By Paul Shindman, World Israel News -

The Palestinian film hoping to beat out its Israeli competitor at the Oscars got a boost when it won in the Best Short Film category at the annual British Academy of Film and Television Arts (BAFTA) awards in London on Sunday.

British-Palestinian film director Farah Nabulsi accepted the award for her film, “The Present,” about the trials and tribulations of a father and his young daughter trying to buy an anniversary present of a new refrigerator and stock it with some groceries.

“Absolutely blown away!!! A BAFTA!!!,” Nabulsi tweeted after winning the award.

Done entirely from the Palestinian perspective of having to go through an IDF checkpoint to get to and from a shopping trip, the film review website Indie Film describes it as “heartbreaking without laying it on too thick,” although acknowledging that Nabulsi “employed guerrilla filmmaking tactics.”

The IDF soldiers in the film appear to have been Hebrew-speaking Palestinian actors, as their identities are omitted from the credits. The Israelis are portrayed as brutal and heartless. As with other Palestinian films, the context of why there are checkpoints is entirely left out of the film, with no mention of suicide bombers, weapons smuggling by terrorists at checkpoints, or any other background to the conflict.

“The Present” will compete against an Israeli short film and three others at the Academy Awards that take place on April 25.

The Israeli short film “White Eye” by director Tomer Shushan deals with an Eritrean migrant in Tel Aviv who is accused by an Israeli of stealing his bicycle.

Shushan’s is the third Israeli film to be nominated in the category.

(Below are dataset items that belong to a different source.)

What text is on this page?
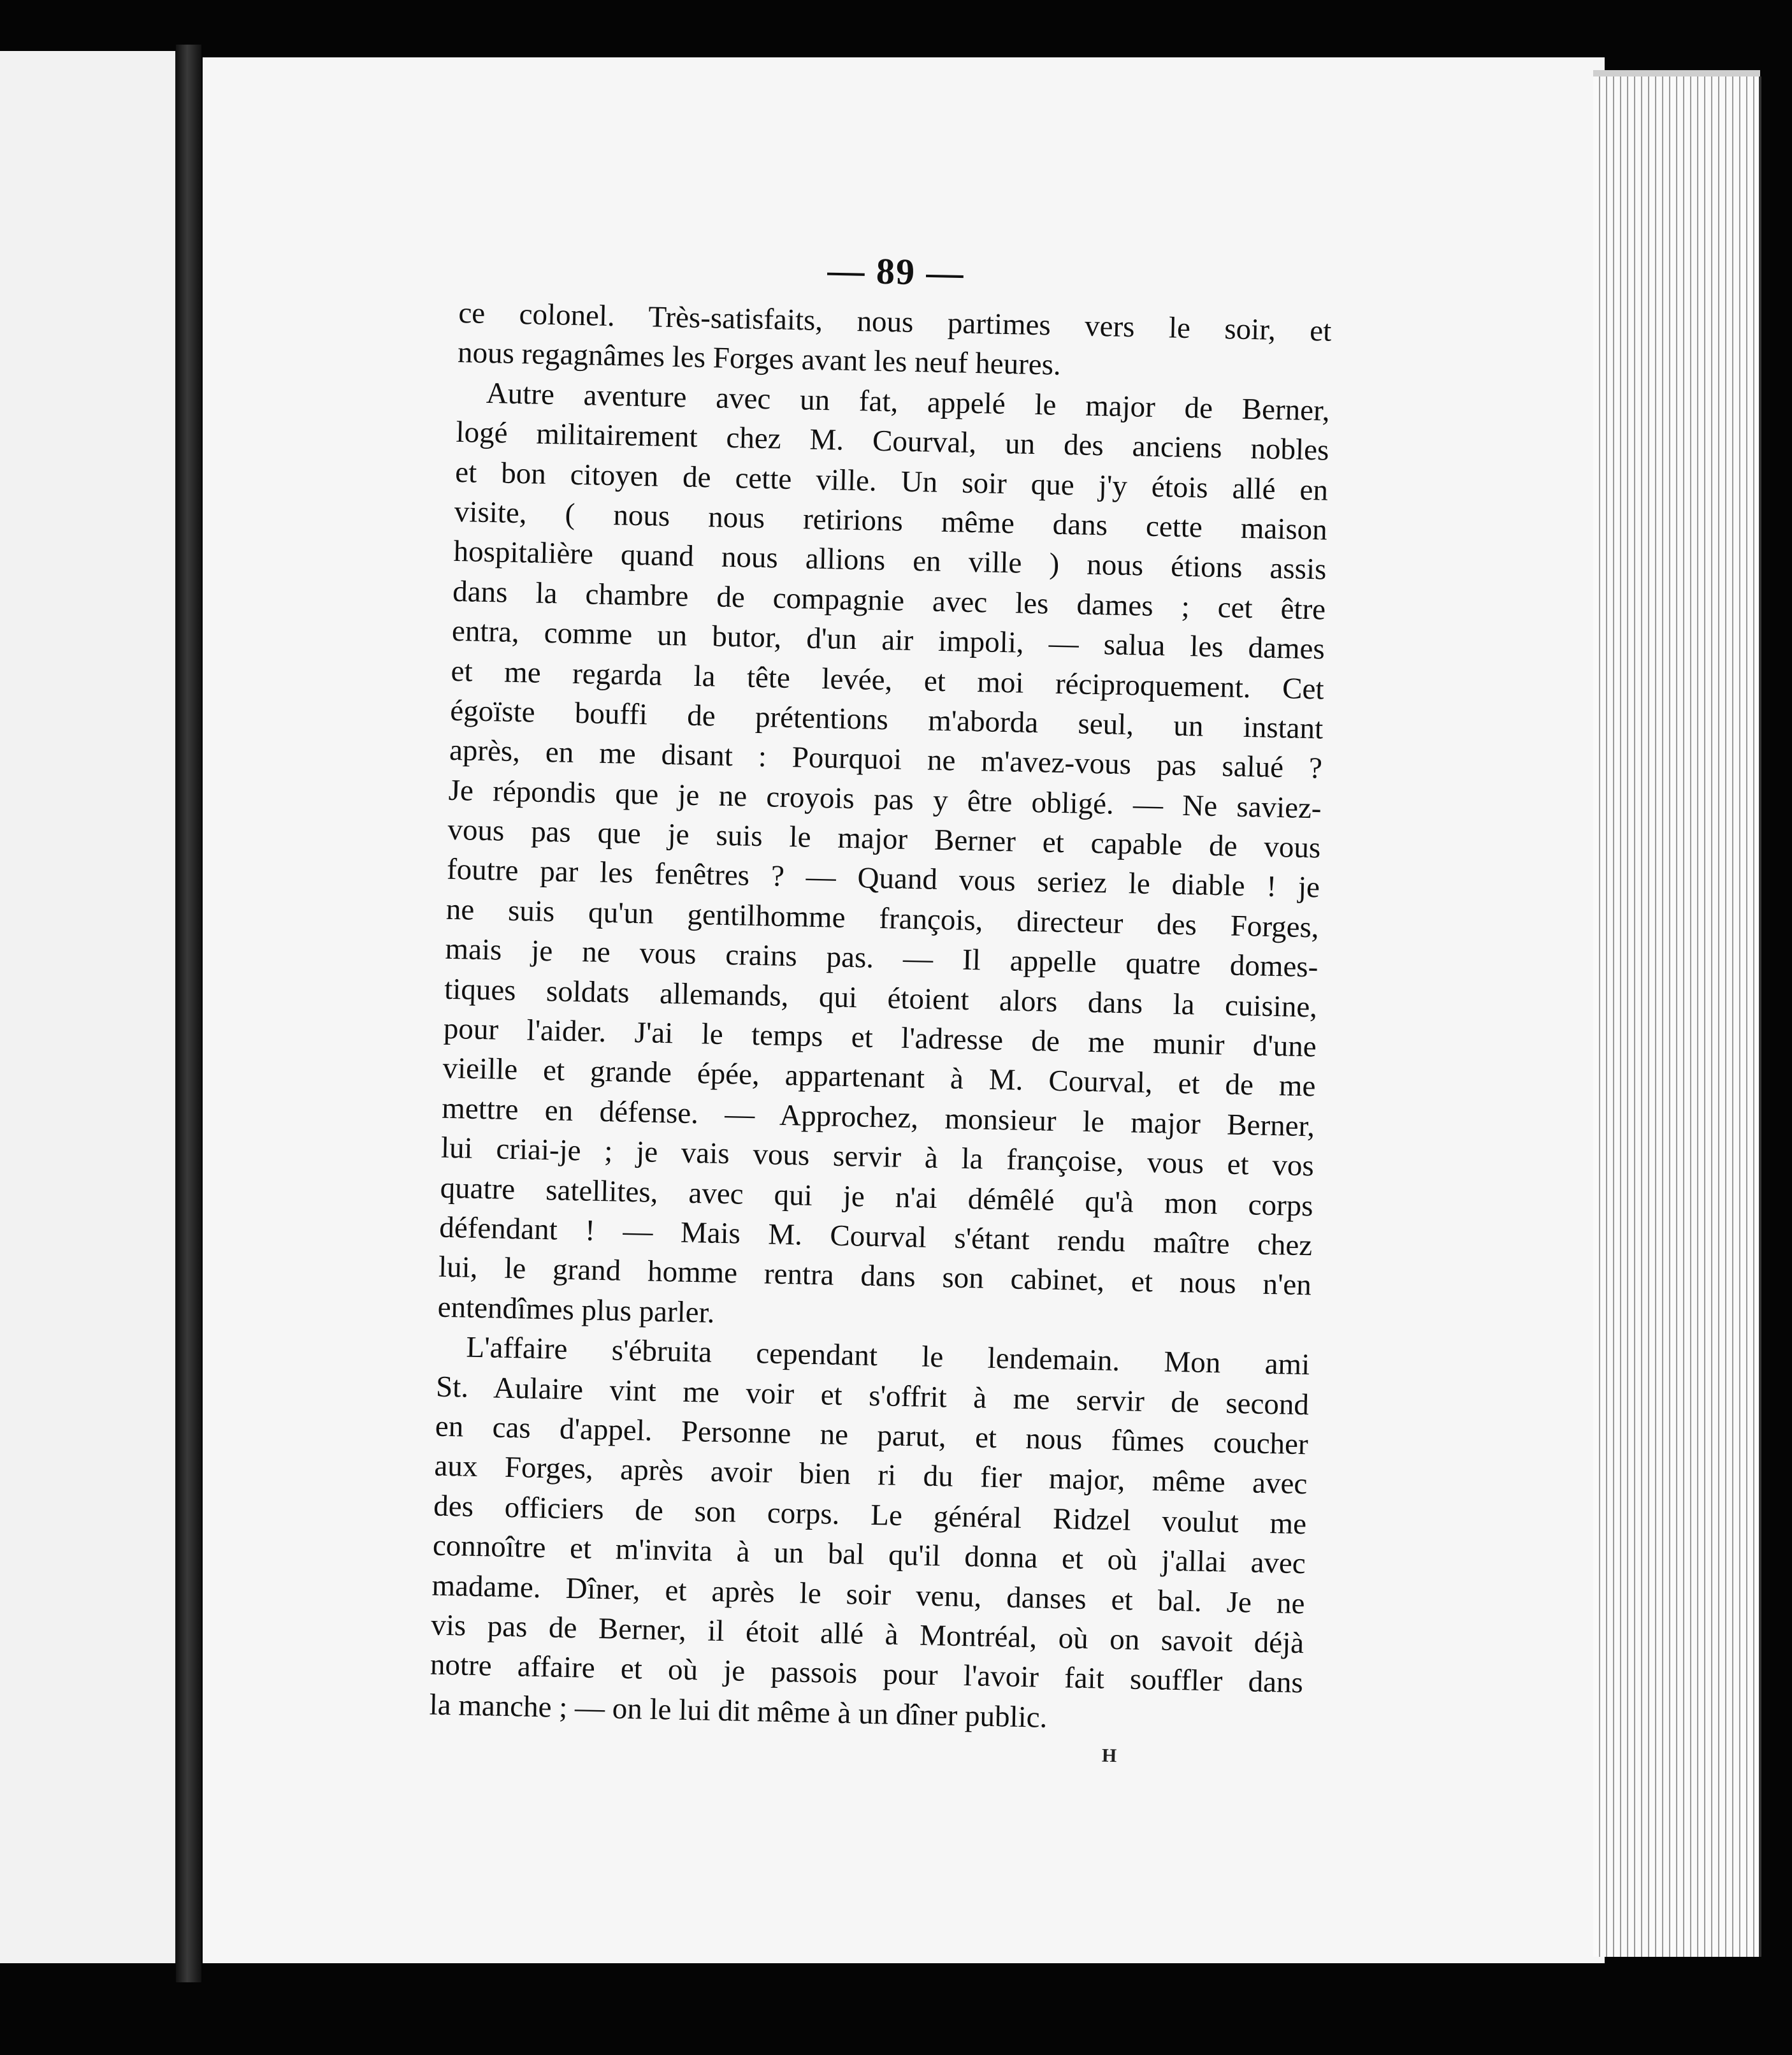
— 89 —
ce colonel. Très-satisfaits, nous partimes vers le soir, et
nous regagnâmes les Forges avant les neuf heures.
Autre aventure avec un fat, appelé le major de Berner,
logé militairement chez M. Courval, un des anciens nobles
et bon citoyen de cette ville. Un soir que j'y étois allé en
visite, ( nous nous retirions même dans cette maison
hospitalière quand nous allions en ville ) nous étions assis
dans la chambre de compagnie avec les dames ; cet être
entra, comme un butor, d'un air impoli, — salua les dames
et me regarda la tête levée, et moi réciproquement. Cet
égoïste bouffi de prétentions m'aborda seul, un instant
après, en me disant : Pourquoi ne m'avez-vous pas salué ?
Je répondis que je ne croyois pas y être obligé. — Ne saviez-
vous pas que je suis le major Berner et capable de vous
foutre par les fenêtres ? — Quand vous seriez le diable ! je
ne suis qu'un gentilhomme françois, directeur des Forges,
mais je ne vous crains pas. — Il appelle quatre domes-
tiques soldats allemands, qui étoient alors dans la cuisine,
pour l'aider. J'ai le temps et l'adresse de me munir d'une
vieille et grande épée, appartenant à M. Courval, et de me
mettre en défense. — Approchez, monsieur le major Berner,
lui criai-je ; je vais vous servir à la françoise, vous et vos
quatre satellites, avec qui je n'ai démêlé qu'à mon corps
défendant ! — Mais M. Courval s'étant rendu maître chez
lui, le grand homme rentra dans son cabinet, et nous n'en
entendîmes plus parler.
L'affaire s'ébruita cependant le lendemain. Mon ami
St. Aulaire vint me voir et s'offrit à me servir de second
en cas d'appel. Personne ne parut, et nous fûmes coucher
aux Forges, après avoir bien ri du fier major, même avec
des officiers de son corps. Le général Ridzel voulut me
connoître et m'invita à un bal qu'il donna et où j'allai avec
madame. Dîner, et après le soir venu, danses et bal. Je ne
vis pas de Berner, il étoit allé à Montréal, où on savoit déjà
notre affaire et où je passois pour l'avoir fait souffler dans
la manche ; — on le lui dit même à un dîner public.
H
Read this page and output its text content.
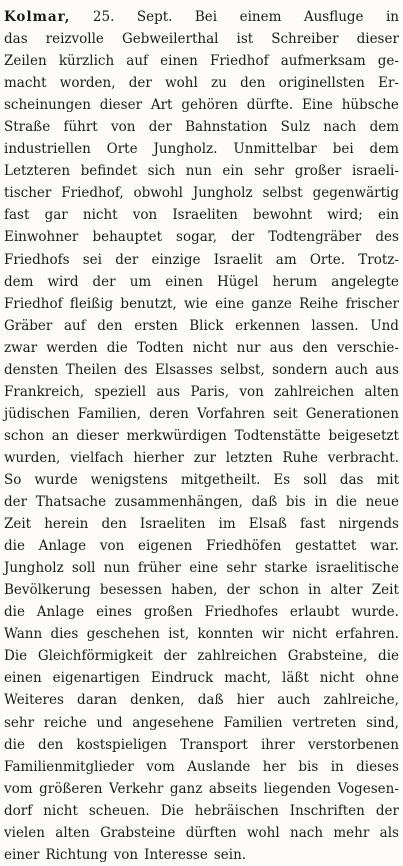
Kolmar, 25. Sept. Bei einem Ausfluge in
das reizvolle Gebweilerthal ist Schreiber dieser
Zeilen kürzlich auf einen Friedhof aufmerksam ge-
macht worden, der wohl zu den originellsten Er-
scheinungen dieser Art gehören dürfte. Eine hübsche
Straße führt von der Bahnstation Sulz nach dem
industriellen Orte Jungholz. Unmittelbar bei dem
Letzteren befindet sich nun ein sehr großer israeli-
tischer Friedhof, obwohl Jungholz selbst gegenwärtig
fast gar nicht von Israeliten bewohnt wird; ein
Einwohner behauptet sogar, der Todtengräber des
Friedhofs sei der einzige Israelit am Orte. Trotz-
dem wird der um einen Hügel herum angelegte
Friedhof fleißig benutzt, wie eine ganze Reihe frischer
Gräber auf den ersten Blick erkennen lassen. Und
zwar werden die Todten nicht nur aus den verschie-
densten Theilen des Elsasses selbst, sondern auch aus
Frankreich, speziell aus Paris, von zahlreichen alten
jüdischen Familien, deren Vorfahren seit Generationen
schon an dieser merkwürdigen Todtenstätte beigesetzt
wurden, vielfach hierher zur letzten Ruhe verbracht.
So wurde wenigstens mitgetheilt. Es soll das mit
der Thatsache zusammenhängen, daß bis in die neue
Zeit herein den Israeliten im Elsaß fast nirgends
die Anlage von eigenen Friedhöfen gestattet war.
Jungholz soll nun früher eine sehr starke israelitische
Bevölkerung besessen haben, der schon in alter Zeit
die Anlage eines großen Friedhofes erlaubt wurde.
Wann dies geschehen ist, konnten wir nicht erfahren.
Die Gleichförmigkeit der zahlreichen Grabsteine, die
einen eigenartigen Eindruck macht, läßt nicht ohne
Weiteres daran denken, daß hier auch zahlreiche,
sehr reiche und angesehene Familien vertreten sind,
die den kostspieligen Transport ihrer verstorbenen
Familienmitglieder vom Auslande her bis in dieses
vom größeren Verkehr ganz abseits liegenden Vogesen-
dorf nicht scheuen. Die hebräischen Inschriften der
vielen alten Grabsteine dürften wohl nach mehr als
einer Richtung von Interesse sein.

The film “Aya” by Oded Binnun and Mihal Brezis was a runner-up in 2014, and in 2018 Israeli director Guy Nattiv won an Oscar for his short film “Skin.”

Other Israeli Oscar winners include Jerusalem-born actress Natalie Portman for her performance in the 2010 film “Black Swan” and sound engineer Niv Adiri, who won the Oscar in 2013 for Best Sound for the movie “Gravity.”

Over the years, Israelis and Israeli films have been nominated 21 times for Oscars.